As to the Malicious Destruction charge, Doyle claimed that the district attorney lacked sufficient evidence to establish the element of malice and that there was no evidence as to the value of the ATM machine. The issue of the ATM machine's value was not addressed by the Appeals Court. Instead, the court held that the evidence adduced by the prosecution did not satisfy the element of malice.
Massachusetts General Laws Chapter 266 Section 127 states that anyone who destroys property of another willfully and maliciously is guilty of a crime. If the value of the property destroyed exceeds two hundred fifty dollars the crime is a felony and the potential sentence is ten years in state prison. Malice is ìa state of mind of cruelty, hostility or revenge." In this case the act of damaging the property was done for the purpose of breaking into the ATM machine and nothing more. In other words, damage to the property had to be done in order for the act to be committed. . . at least in the manner Doyle committed the act. The Appeals Court drew its authority from another Massachusetts Appeals Court case, Commonwealth v. Redmond, 53 Mass.App.Ct. 1 (2001). In Redmond, the defendant's goal was to steal computer equipment. To do so, he needed to destroy property (a door, window, alarm system) to get to the property he wanted to steal. This conduct was not deemed malicious, rather it was necessary to achieve his ultimate criminal goal. The incidental or necessary property damage was deemed "the adventitious by-product of a wholly discrete criminal enterprise".

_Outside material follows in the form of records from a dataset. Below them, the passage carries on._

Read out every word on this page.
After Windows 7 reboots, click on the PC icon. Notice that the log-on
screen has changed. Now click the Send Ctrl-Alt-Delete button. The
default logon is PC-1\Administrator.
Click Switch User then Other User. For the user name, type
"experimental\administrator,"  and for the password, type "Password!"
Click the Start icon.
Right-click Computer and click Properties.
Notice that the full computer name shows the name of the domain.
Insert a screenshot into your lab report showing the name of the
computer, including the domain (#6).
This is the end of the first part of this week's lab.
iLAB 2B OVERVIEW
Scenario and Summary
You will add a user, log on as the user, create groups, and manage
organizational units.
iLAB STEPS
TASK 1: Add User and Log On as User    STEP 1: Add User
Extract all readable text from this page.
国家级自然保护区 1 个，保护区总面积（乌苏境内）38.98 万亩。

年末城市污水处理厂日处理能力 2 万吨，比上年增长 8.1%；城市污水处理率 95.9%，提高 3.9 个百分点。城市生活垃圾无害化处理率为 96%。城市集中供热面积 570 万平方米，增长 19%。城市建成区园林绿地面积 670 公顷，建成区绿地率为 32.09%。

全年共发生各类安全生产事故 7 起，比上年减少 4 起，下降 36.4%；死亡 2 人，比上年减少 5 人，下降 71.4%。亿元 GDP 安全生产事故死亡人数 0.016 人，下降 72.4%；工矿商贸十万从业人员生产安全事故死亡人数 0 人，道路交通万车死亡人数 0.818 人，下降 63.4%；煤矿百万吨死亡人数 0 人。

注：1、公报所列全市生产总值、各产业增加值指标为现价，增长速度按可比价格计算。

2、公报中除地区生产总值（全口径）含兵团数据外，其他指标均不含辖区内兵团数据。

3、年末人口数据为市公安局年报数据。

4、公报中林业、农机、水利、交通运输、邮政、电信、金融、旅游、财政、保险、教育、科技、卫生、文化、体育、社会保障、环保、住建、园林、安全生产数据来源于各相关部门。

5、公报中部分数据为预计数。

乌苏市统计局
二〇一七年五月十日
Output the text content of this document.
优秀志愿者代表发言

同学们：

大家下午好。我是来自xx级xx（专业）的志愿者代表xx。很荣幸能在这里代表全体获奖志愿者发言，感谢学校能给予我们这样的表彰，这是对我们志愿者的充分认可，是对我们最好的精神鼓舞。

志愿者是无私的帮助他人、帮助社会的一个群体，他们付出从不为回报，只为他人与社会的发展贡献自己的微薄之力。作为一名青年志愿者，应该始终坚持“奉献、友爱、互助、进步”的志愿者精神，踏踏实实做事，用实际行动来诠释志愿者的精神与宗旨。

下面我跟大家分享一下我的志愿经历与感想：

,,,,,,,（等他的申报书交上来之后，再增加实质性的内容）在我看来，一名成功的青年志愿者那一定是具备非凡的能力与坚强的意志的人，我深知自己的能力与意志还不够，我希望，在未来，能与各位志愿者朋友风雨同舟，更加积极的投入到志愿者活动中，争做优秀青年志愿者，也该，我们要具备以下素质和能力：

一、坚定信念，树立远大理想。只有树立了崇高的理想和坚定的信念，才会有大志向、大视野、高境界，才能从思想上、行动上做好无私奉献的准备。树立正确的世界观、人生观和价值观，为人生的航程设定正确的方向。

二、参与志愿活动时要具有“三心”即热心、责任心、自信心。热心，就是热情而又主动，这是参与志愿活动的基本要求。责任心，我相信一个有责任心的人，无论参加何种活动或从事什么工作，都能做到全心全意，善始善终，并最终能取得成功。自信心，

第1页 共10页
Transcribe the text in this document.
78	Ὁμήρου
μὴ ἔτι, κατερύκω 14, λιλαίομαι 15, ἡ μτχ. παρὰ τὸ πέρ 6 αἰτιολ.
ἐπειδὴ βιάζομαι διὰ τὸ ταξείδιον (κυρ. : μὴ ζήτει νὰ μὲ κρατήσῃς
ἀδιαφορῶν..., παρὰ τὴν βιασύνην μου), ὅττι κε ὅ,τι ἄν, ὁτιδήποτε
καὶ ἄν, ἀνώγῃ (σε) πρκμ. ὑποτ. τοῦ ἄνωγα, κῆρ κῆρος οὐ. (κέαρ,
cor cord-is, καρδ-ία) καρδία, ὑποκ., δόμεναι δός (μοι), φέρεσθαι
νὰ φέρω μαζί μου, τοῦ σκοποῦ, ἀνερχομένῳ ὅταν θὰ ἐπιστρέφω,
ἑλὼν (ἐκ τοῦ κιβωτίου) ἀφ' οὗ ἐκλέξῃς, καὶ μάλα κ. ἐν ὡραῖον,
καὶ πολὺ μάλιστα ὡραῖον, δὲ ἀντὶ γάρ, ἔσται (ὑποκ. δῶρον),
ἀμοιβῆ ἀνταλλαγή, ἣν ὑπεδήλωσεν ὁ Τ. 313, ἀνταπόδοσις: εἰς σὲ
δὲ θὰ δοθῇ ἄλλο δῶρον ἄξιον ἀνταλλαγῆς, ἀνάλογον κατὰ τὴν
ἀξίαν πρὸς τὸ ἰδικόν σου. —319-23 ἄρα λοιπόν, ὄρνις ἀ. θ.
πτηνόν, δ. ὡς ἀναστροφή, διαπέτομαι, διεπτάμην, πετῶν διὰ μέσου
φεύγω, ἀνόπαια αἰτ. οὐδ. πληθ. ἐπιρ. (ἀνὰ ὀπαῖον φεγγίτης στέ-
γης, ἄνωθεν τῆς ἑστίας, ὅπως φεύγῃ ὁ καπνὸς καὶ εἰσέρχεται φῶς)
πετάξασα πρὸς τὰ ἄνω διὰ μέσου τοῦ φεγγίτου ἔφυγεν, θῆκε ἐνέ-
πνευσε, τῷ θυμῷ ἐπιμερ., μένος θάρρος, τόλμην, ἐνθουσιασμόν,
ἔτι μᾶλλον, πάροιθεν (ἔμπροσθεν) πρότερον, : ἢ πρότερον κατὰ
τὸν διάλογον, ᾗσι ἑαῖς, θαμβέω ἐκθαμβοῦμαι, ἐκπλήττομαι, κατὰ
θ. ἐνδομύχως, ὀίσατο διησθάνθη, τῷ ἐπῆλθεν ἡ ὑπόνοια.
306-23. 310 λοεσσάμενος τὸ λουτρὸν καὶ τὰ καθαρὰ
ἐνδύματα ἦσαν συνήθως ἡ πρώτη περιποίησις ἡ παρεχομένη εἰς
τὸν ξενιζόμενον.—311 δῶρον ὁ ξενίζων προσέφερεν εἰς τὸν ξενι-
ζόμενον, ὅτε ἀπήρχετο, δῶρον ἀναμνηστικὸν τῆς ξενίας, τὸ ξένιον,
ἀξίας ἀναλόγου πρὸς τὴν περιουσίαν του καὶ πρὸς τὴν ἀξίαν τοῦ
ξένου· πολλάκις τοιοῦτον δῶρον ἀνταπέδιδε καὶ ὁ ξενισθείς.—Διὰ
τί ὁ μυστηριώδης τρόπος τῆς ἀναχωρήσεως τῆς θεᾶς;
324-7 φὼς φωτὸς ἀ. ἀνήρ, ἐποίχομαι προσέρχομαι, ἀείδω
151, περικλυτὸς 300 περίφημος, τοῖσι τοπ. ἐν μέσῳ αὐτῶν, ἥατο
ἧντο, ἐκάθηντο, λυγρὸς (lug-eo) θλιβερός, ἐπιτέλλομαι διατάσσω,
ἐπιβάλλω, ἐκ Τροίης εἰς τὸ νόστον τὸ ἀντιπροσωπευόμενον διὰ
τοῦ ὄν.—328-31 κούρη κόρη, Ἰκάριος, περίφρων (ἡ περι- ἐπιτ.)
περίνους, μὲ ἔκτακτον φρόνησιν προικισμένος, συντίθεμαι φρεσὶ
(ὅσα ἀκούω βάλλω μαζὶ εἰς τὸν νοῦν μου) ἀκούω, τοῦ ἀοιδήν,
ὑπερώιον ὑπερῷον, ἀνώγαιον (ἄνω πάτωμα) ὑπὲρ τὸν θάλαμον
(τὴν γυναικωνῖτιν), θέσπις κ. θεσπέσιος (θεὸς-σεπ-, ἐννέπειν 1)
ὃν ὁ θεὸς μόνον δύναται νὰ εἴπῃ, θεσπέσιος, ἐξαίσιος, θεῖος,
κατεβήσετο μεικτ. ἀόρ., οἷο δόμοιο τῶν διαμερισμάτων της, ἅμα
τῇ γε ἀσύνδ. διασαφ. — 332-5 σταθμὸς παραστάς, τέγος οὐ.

As a Massachusetts Criminal Lawyer I can tell you that anytime there is damage to property incidental to another intended crime, Malicious Destruction to Property is charged. An Experienced Criminal Defense Lawyer will see the duplicative unsupported charge and immediately move to have that count dismissed. Keep in mind that any conviction can adversely impact someone's future and eliminating all counts possible in a complaint cannot be overlooked.